In The traumatized Nigerian youths, I explained a number of ways our youths were being maltreated by government and organisations. Governments at all levels engage in the exploitation of youths. Some state governments shamelessly employ graduates as gardeners and street sweepers on casual labour basis or political assistants without tables or designated jobs in the name of employment generation. The ‘workers’ are paid peanuts as salaries and sometimes tax is deducted as if the country does not have minimum taxable wage.

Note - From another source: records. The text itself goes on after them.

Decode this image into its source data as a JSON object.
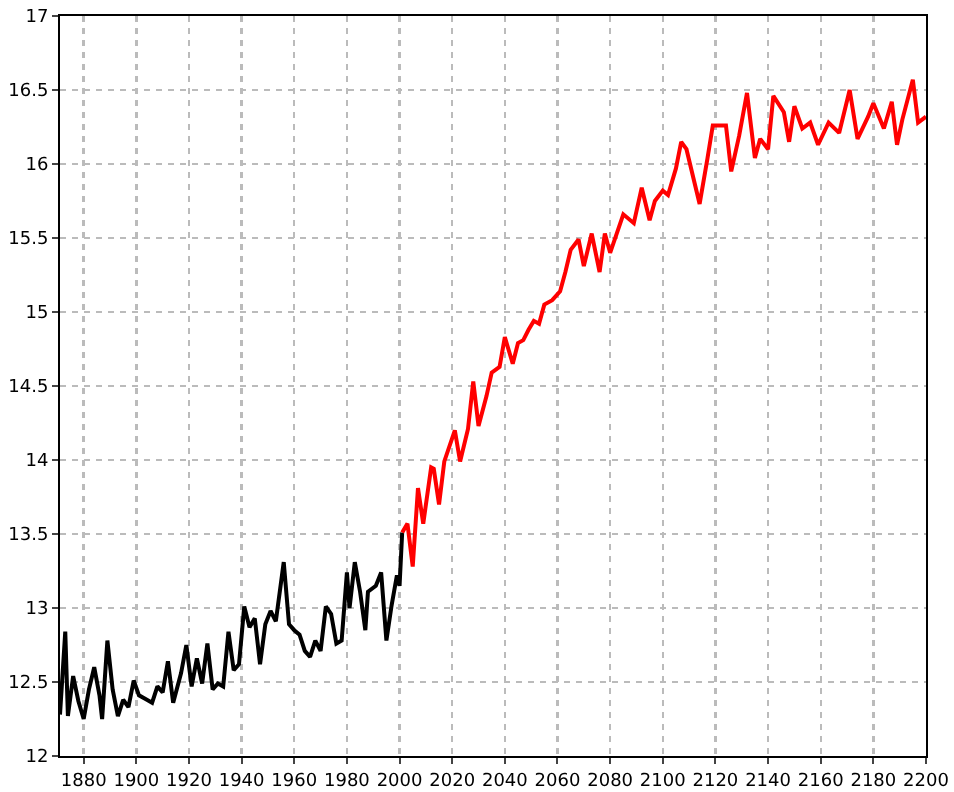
{
  "chart_data": {
    "type": "line",
    "xlim": [
      1871,
      2200
    ],
    "ylim": [
      12,
      17
    ],
    "xticks": [
      1880,
      1900,
      1920,
      1940,
      1960,
      1980,
      2000,
      2020,
      2040,
      2060,
      2080,
      2100,
      2120,
      2140,
      2160,
      2180,
      2200
    ],
    "yticks": [
      12,
      12.5,
      13,
      13.5,
      14,
      14.5,
      15,
      15.5,
      16,
      16.5,
      17
    ],
    "grid": true,
    "marker": "none",
    "line_style": "solid",
    "series": [
      {
        "color": "#000000",
        "x": [
          1871,
          1873,
          1874,
          1876,
          1878,
          1880,
          1882,
          1884,
          1886,
          1887,
          1889,
          1891,
          1893,
          1895,
          1897,
          1899,
          1901,
          1904,
          1906,
          1908,
          1910,
          1912,
          1914,
          1917,
          1919,
          1921,
          1923,
          1925,
          1927,
          1929,
          1931,
          1933,
          1935,
          1937,
          1939,
          1941,
          1943,
          1945,
          1947,
          1949,
          1951,
          1953,
          1956,
          1958,
          1960,
          1962,
          1964,
          1966,
          1968,
          1970,
          1972,
          1974,
          1976,
          1978,
          1980,
          1981,
          1983,
          1985,
          1987,
          1988,
          1991,
          1993,
          1995,
          1997,
          1999,
          2000,
          2001
        ],
        "values": [
          12.28,
          12.84,
          12.27,
          12.54,
          12.37,
          12.25,
          12.45,
          12.6,
          12.41,
          12.25,
          12.78,
          12.45,
          12.27,
          12.38,
          12.33,
          12.51,
          12.41,
          12.38,
          12.36,
          12.47,
          12.43,
          12.64,
          12.36,
          12.56,
          12.75,
          12.47,
          12.66,
          12.49,
          12.76,
          12.45,
          12.49,
          12.47,
          12.84,
          12.58,
          12.62,
          13.01,
          12.87,
          12.93,
          12.62,
          12.89,
          12.98,
          12.91,
          13.31,
          12.89,
          12.85,
          12.82,
          12.71,
          12.67,
          12.78,
          12.71,
          13.01,
          12.96,
          12.76,
          12.78,
          13.24,
          13.0,
          13.31,
          13.11,
          12.85,
          13.11,
          13.15,
          13.24,
          12.78,
          13.02,
          13.22,
          13.15,
          13.51
        ]
      },
      {
        "color": "#ff0000",
        "x": [
          2001,
          2003,
          2005,
          2007,
          2009,
          2012,
          2013,
          2015,
          2017,
          2021,
          2023,
          2026,
          2028,
          2030,
          2033,
          2035,
          2038,
          2040,
          2043,
          2045,
          2047,
          2049,
          2051,
          2053,
          2055,
          2058,
          2061,
          2063,
          2065,
          2068,
          2070,
          2073,
          2076,
          2078,
          2080,
          2085,
          2089,
          2092,
          2095,
          2097,
          2100,
          2102,
          2105,
          2107,
          2109,
          2114,
          2117,
          2119,
          2124,
          2126,
          2129,
          2132,
          2135,
          2137,
          2140,
          2142,
          2146,
          2148,
          2150,
          2153,
          2156,
          2159,
          2163,
          2167,
          2171,
          2174,
          2178,
          2180,
          2184,
          2187,
          2189,
          2191,
          2195,
          2197,
          2200
        ],
        "values": [
          13.51,
          13.57,
          13.28,
          13.81,
          13.57,
          13.95,
          13.94,
          13.7,
          13.99,
          14.2,
          13.99,
          14.21,
          14.53,
          14.23,
          14.43,
          14.59,
          14.63,
          14.83,
          14.65,
          14.79,
          14.81,
          14.88,
          14.94,
          14.92,
          15.05,
          15.08,
          15.14,
          15.27,
          15.42,
          15.49,
          15.31,
          15.53,
          15.27,
          15.53,
          15.4,
          15.66,
          15.6,
          15.84,
          15.62,
          15.75,
          15.82,
          15.79,
          15.97,
          16.15,
          16.1,
          15.73,
          16.04,
          16.26,
          16.26,
          15.95,
          16.19,
          16.48,
          16.04,
          16.17,
          16.1,
          16.46,
          16.35,
          16.15,
          16.39,
          16.24,
          16.28,
          16.13,
          16.28,
          16.21,
          16.5,
          16.17,
          16.32,
          16.41,
          16.24,
          16.42,
          16.13,
          16.3,
          16.57,
          16.28,
          16.32
        ]
      }
    ]
  }
}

The banks used to employ graduate youths as casual or contract staff, particularly females. They throw them into the streets to solicit funds and sometimes set difficult-to-attain targets for them. They dispense with the services of these youth at will; no job security anymore. The situation is so bad in banks now that one can hardly find fully engaged staff. Most of the youths are on contract or casual and their employment can be terminated at will. A major implication is the rising fraud in these institutions that were hitherto built on trust and honesty.

Some other private organisations deliberately look for graduates for menial jobs because they believe such employees require little guidance to do their work. This is particularly true of those new foreign firms that a springing up in major cities. There are also some holiday business outfits and foreign property vendors who send ladies around airports and shopping malls to solicit customers. The remuneration depends on how many customers they were able to convince to appear in the office. It looks to me that because the Federal Government does not know what to do with the level of unemployment, it thought it is better to keep those who should be in school and be graduating soon out of school by playing games with the Academic Staff Union of Universities strike. Eventually, when they graduate with the state of infrastructure and equipment on ground, ASUU members will be blamed for producing half-baked graduates.

It is difficult to create jobs in an environment that supports, facilitates and encourages corruption and impunity. And that is the level we are at now. Every time we are told of intervention from the Federal Government, the central bank and the international community, there is no positive result. Is it that we have a basket case here? Normal poverty and now poverty trap has taken over the land.

All international economic and social statistics show that Nigeria is going down and the response from government has been to condemn such reports instead of verifying and finding solutions. Of course, those who live in affluence do not know that other people suffer. They hardly see those who scavenge from dustbins. How can people who use N100m to buy pieces of paper as party forms know that some people can no longer eat bread and beans for breakfast due to inflation caused by economic mismanagement?

A country that cannot create jobs for its citizens plays with social chaos. The tertiary institutions must now teach entrepreneurship so that all graduates can create jobs that the government cannot provide. If everybody is an entrepreneur, who will be the worker? Government must provide the environment for job creation before entrepreneurs can establish businesses. After 60 years of independence, we cannot boast of regular and available basic needs, including electricity, water, good roads, et cetera. Even, educated citizens are part of the social infrastructure and our citizens are now japa, the new name for Andrew of the past.

Our educated youths are leaving the country in droves because we cannot provide jobs for them and we also do not provide the environment to create jobs. The oil money continues to be in custody of a few individuals. The youths themselves seem complacent or sometimes they organise mushroom NGOs to promote politicians, governments or even exploit ordinary citizens through promotion of nefarious activities. The adults are divided on what to do. The elites that are supposed to show the way are complacent or compromised and the rulers (or leaders) have traumatised us so that they can just do what they like. Can 2023 be a good turning point? We don’t need manifestoes; we need a national plan to tell us where the candidate will expect Nigeria to be in the next 40 years when the country will be in a new millennium—100 years old.